弁護士会の読書

※本欄の記述はあくまで会員の個人的意見です。

2005年10月11日

アポロとソユーズ

著者:ディヴィッド・スコットとアレクセイ・レオーノフ、出版社:ソニー・マガジンズ
 いったい月世界にアメリカの飛行士たちは本当に着陸し、歩いたのか・・・。それを知りたくて読みました。ソ連の宇宙飛行士だったアレクセイ・レオーノフとアメリカのスコット宇宙飛行士がかわるがわる語っていく形式をとっていますので、当時の米ソの宇宙開発競争の実情がよく分かる本です。
 ソ連のガガーリン少佐が世界初の宇宙飛行に成功したのは1961年4月のことです。
 私は中学生でしたが、人間が宇宙に羽ばたいていったことをすごいことだと感嘆しました。手塚治虫の鉄腕アトムの世界が目の前で現実のものとなった気がしました。
 宇宙飛行士になるテストのひとつに片耳だけ氷水を注ぐというのがあるそうです。片耳が温かく、片耳が冷たい状態になったとき、そのアンバランスに内耳がどう反応するのかを調べるテストです。
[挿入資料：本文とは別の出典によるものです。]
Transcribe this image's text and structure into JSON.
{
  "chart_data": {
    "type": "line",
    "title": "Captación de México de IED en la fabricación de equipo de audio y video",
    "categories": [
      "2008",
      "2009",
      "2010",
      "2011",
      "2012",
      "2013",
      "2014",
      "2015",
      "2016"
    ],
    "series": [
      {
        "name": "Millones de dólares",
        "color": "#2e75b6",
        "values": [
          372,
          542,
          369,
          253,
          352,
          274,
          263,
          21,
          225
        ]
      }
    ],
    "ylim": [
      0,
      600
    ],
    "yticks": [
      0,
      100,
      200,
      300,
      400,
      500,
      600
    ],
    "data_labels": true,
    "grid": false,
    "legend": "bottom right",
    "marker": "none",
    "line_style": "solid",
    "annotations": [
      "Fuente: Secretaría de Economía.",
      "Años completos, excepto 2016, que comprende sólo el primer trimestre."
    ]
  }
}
脳は初めてのことで勝手が分からず、目玉がぎょろぎょろ動き出すのだそうです。いい気分ではないでしょうね・・・。
 宇宙酔いを克服するもっとも有効な対策は、実際に酔ってしまわない程度まで、くり返し頭を揺すぶることです。吐き気をもよおすほどの不快さをレベル4として、レベル2程度までくり返し頭を揺すぶって、身体を適応させるのです。ええっー、いやですね、こんなこと・・・。
 アメリカでもソ連でも、多くの優秀な宇宙飛行士たちが事故にあって死んでいきました。宇宙船内では不具合が続出し、原因不明のまま必死に対応しているうちになんとか地球に帰還できたものの、そこはマイナス30度の世界だったという状況もありました。
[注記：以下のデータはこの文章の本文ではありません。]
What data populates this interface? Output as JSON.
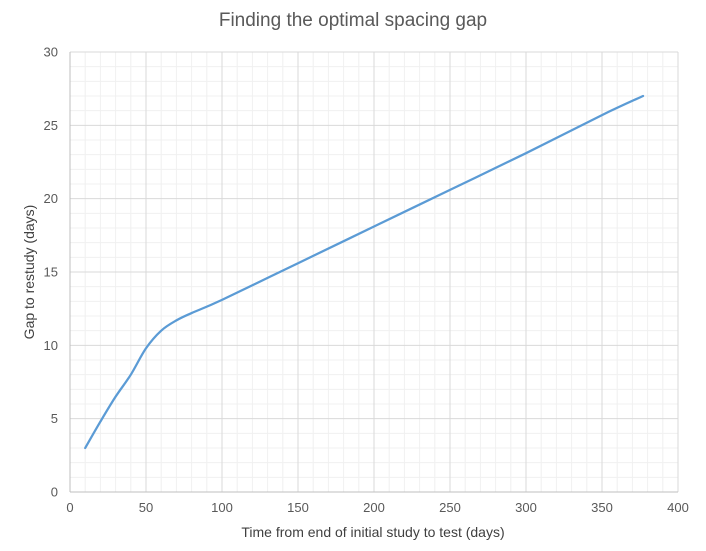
{
  "chart_data": {
    "type": "line",
    "title": "Finding the optimal spacing gap",
    "xlabel": "Time from end of initial study to test (days)",
    "ylabel": "Gap to restudy (days)",
    "xlim": [
      0,
      400
    ],
    "ylim": [
      0,
      30
    ],
    "x_ticks": [
      0,
      50,
      100,
      150,
      200,
      250,
      300,
      350,
      400
    ],
    "y_ticks": [
      0,
      5,
      10,
      15,
      20,
      25,
      30
    ],
    "grid": true,
    "minor_grid": true,
    "legend": "none",
    "series": [
      {
        "color": "#5b9bd5",
        "x": [
          10,
          20,
          30,
          40,
          50,
          60,
          70,
          80,
          100,
          150,
          200,
          250,
          300,
          350,
          377
        ],
        "y": [
          3,
          4.8,
          6.5,
          8.0,
          9.8,
          11.0,
          11.7,
          12.2,
          13.1,
          15.6,
          18.1,
          20.6,
          23.1,
          25.7,
          27
        ]
      }
    ]
  },
  "colors": {
    "major_grid": "#d9d9d9",
    "minor_grid": "#f0f0f0",
    "axis_line": "#bfbfbf"
  }
}
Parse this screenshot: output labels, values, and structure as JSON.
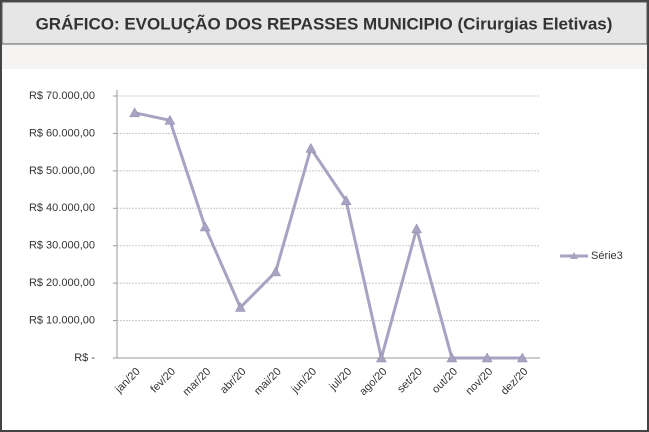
{
  "chart_data": {
    "type": "line",
    "title": "GRÁFICO: EVOLUÇÃO DOS REPASSES MUNICIPIO (Cirurgias Eletivas)",
    "categories": [
      "jan/20",
      "fev/20",
      "mar/20",
      "abr/20",
      "mai/20",
      "jun/20",
      "jul/20",
      "ago/20",
      "set/20",
      "out/20",
      "nov/20",
      "dez/20"
    ],
    "series": [
      {
        "name": "Série3",
        "color": "#a7a3c2",
        "values": [
          65500,
          63500,
          35000,
          13500,
          23000,
          56000,
          42000,
          0,
          34500,
          0,
          0,
          0
        ]
      }
    ],
    "ylim": [
      0,
      70000
    ],
    "yticks": [
      {
        "value": 0,
        "label": "R$ -"
      },
      {
        "value": 10000,
        "label": "R$ 10.000,00"
      },
      {
        "value": 20000,
        "label": "R$ 20.000,00"
      },
      {
        "value": 30000,
        "label": "R$ 30.000,00"
      },
      {
        "value": 40000,
        "label": "R$ 40.000,00"
      },
      {
        "value": 50000,
        "label": "R$ 50.000,00"
      },
      {
        "value": 60000,
        "label": "R$ 60.000,00"
      },
      {
        "value": 70000,
        "label": "R$ 70.000,00"
      }
    ],
    "grid": true,
    "legend": "right"
  }
}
 宇宙船内になぜか水があふれ出してくる。無重力では水は落ちない。水はくっつきあって大きな水滴となり、その表面張力でゆっくりとはじけるように宙を漂っている。だから、どこから水漏れしているのかをつきとめるのは至難のわざ。うーん、怖い・・・。
 月に着陸したアメリカ人の宇宙飛行士は12人います。スコット飛行士は7人目です。
 地球人にとってもっとも印象的なことは、月世界の静けさ。空気もなく、風邪も起こらず、月面で動いているのは影だけ。花も草もなく、動物も鳥もいない。自然の息づかいは月面にはまったくない。
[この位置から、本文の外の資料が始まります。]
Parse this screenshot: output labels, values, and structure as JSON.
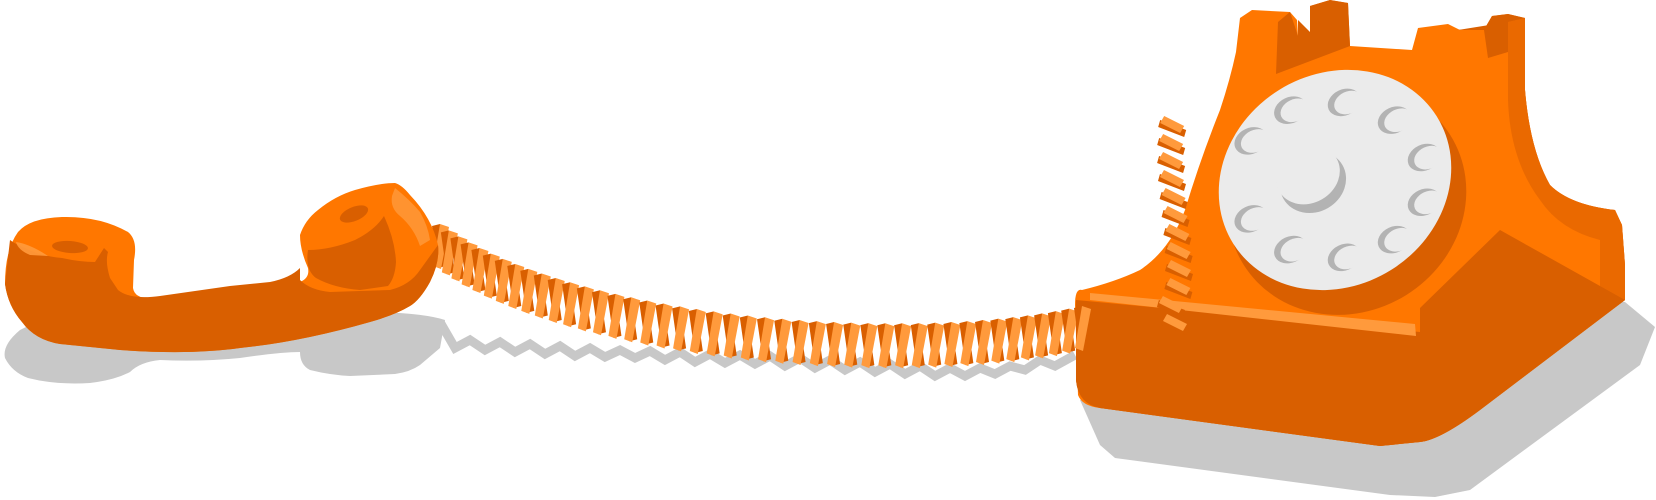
{
  "scene": {
    "subject": "rotary-telephone",
    "colors": {
      "orange": "#ff7700",
      "orange_dark": "#d95f00",
      "orange_light": "#ff9a3c",
      "dial_face": "#ebebeb",
      "dial_hole": "#b3b3b3",
      "shadow": "#c8c8c8"
    },
    "dial": {
      "finger_holes": 10
    },
    "cord": {
      "style": "coiled"
    }
  }
}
 スコット飛行士は、月面のくぼみに、月面到着レースの過程で亡くなった米ソの宇宙飛行士14人の名前を刻んだプレートを埋めました。ほかにも死んだ飛行士が2人いたようですが、それにしても14人(16人)とは多いですよね。
 月面を歩いた12人が一堂に会したことは1回もないそうです。そして、6人のパイロットは、うつ病とアルコールに苦しんだ人、プロの画家になった人、宗教にのめりこんだ3人、上院議員と地質学の研究者を続けた人に分かれた。6人の船長は、事業家兼大学教授(アームストロング)、銀行家、NASA、そして事業家2人になった・・・。
 いや、ともかく私は本当に彼らが月面を歩いたという見える証拠がもっとほしい。そう思ってしまいました。なにしろ、スコット飛行士だけでも月面に3日間もいたというのです。もっとたくさんの写真があれば・・・、と思いました。
 34年も前に月世界におりたち歩いた人類は、今ではそんな高度な技術があったのか不思議に思われるほど、後退してしまった印象があります。それは今回のスペースシャトルの出発と帰還がヒヤヒヤの連続だったことにもとづきます。米ソの宇宙開発競争には、まだまだたくさんのことが隠されている気がしてなりません・・・。
 ところで、私の夏の夜の楽しみは、寝る前にベランダに出て望遠鏡で月の素顔を眺めることです。静かな海とか、月面のクレーターの陰影などを見ていると、はるか彼方にある月世界がとても身近に感じられ、逆に地球上の煩わしい人間関係のしがらみや俗世間のことをしばし忘れることができます。